Tipsheet

We Know What Charges Trump Is Facing for January 6, But There's a Problem

Spencer had the news yesterday morning: Trump is the target of yet another Justice Department investigation. Special Counsel Jack Smith is at the helm again, and it relates to the events on January 6. The riot the Left thinks was worse than the 9/11 attacks. On Truth Social, the former president elaborated that his attorneys informed him about this legal development after attending a Turning Point USA event. Trump called the news “horrifying,” adding that he expects to be slapped with an indictment again. 

Trump would face three trials heading into the 2024 season, not all guaranteed to be resolved by Election Day. In fact, on the classified documents case, Trump’s second indictment that Special Counsel Smith handed down—he’s overseeing two probes—the former president’s lawyers, citing the extraordinary circumstances of the case, requested the trial to start after the 2024 election. 

The post also showed that Trump considered nominating Attorney General Merrick Garland to the Supreme Court, which is an odd confession, though horrifying given the alleged corruption emanating from the Justice Department. What charges could Trump be facing since the FBI’s report from August 2021 cleared Trump of having anything to do with the January 6 riot, concluding that there was little to no evidence of a coordinated attack: 

The events of January 6, 2021, at the U.S. Capitol were not "the result of an organized plot to overturn the presidential election result," according to officials quoted in an exclusive Reuters report published Friday morning. 

More specifically, sources report to Reuters that the "FBI at this point believes the violence was not centrally coordinated by far-right groups or prominent supporters of then-President Donald Trump." 

More to the point, Reuters reports that "the FBI has so far found no evidence that he [President Trump] or people directly around him were involved in organizing the violence, according to the four current and former law enforcement officials." 

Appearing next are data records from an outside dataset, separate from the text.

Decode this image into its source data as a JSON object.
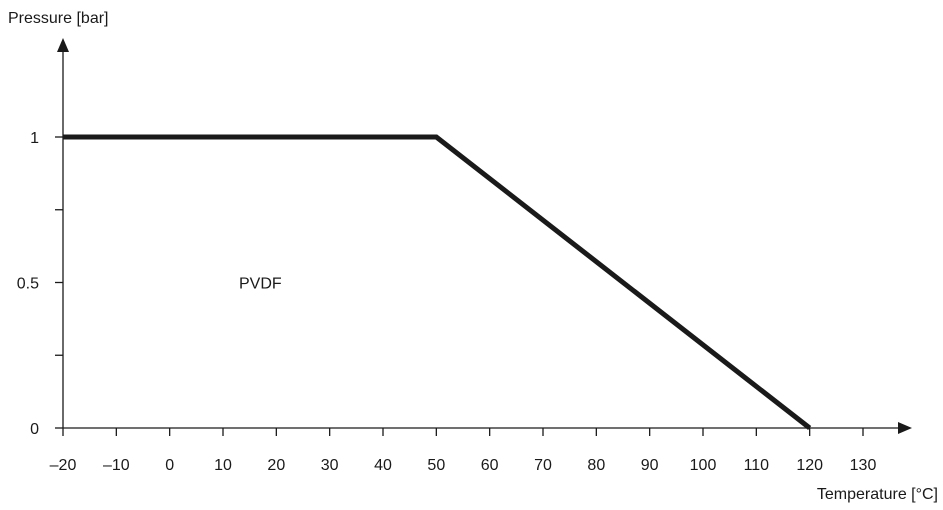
{
  "chart_data": {
    "type": "line",
    "title": "",
    "xlabel": "Temperature [°C]",
    "ylabel": "Pressure [bar]",
    "xlim": [
      -20,
      130
    ],
    "ylim": [
      0,
      1
    ],
    "x_ticks": [
      -20,
      -10,
      0,
      10,
      20,
      30,
      40,
      50,
      60,
      70,
      80,
      90,
      100,
      110,
      120,
      130
    ],
    "x_tick_labels": [
      "–20",
      "–10",
      "0",
      "10",
      "20",
      "30",
      "40",
      "50",
      "60",
      "70",
      "80",
      "90",
      "100",
      "110",
      "120",
      "130"
    ],
    "y_ticks": [
      0,
      0.25,
      0.5,
      0.75,
      1
    ],
    "y_tick_labels": [
      "0",
      "",
      "0.5",
      "",
      "1"
    ],
    "grid": false,
    "series": [
      {
        "name": "",
        "x": [
          -20,
          50,
          120
        ],
        "y": [
          1,
          1,
          0
        ],
        "color": "#1a1a1a"
      }
    ],
    "annotations": [
      {
        "text": "PVDF",
        "x": 13,
        "y": 0.5
      }
    ]
  }
}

So, what could Smith be considering? Conspiracy and tampering, reports Rolling Stone:  

That’s the problem right there. I don’t trust Rolling Stone, a publication that got rightfully dragged for their defamatory story about a gang rape at the University of Virginia that never happened in 2014. It destroyed the career of their writer, Sabrina Rubin Erdely, who, along with the magazine, was sued and found guilty of libel with actual malice in 2016. In the interim, multiple publications, including the Washington Post, ABC News, and others, zeroed in on the discrepancies regarding the accuser’s story. 

The cracks in “Jackie’s” gang rape allegation would have surfaced if Erdely had done rudimentary journalism but failed to do so, which was brutally fleshed out in a 12,000-word review from the Columbia University School of Journalism. On movie and music reviews, different story—that’s what the magazine was known for, but excuse me for being skeptical regarding this piece.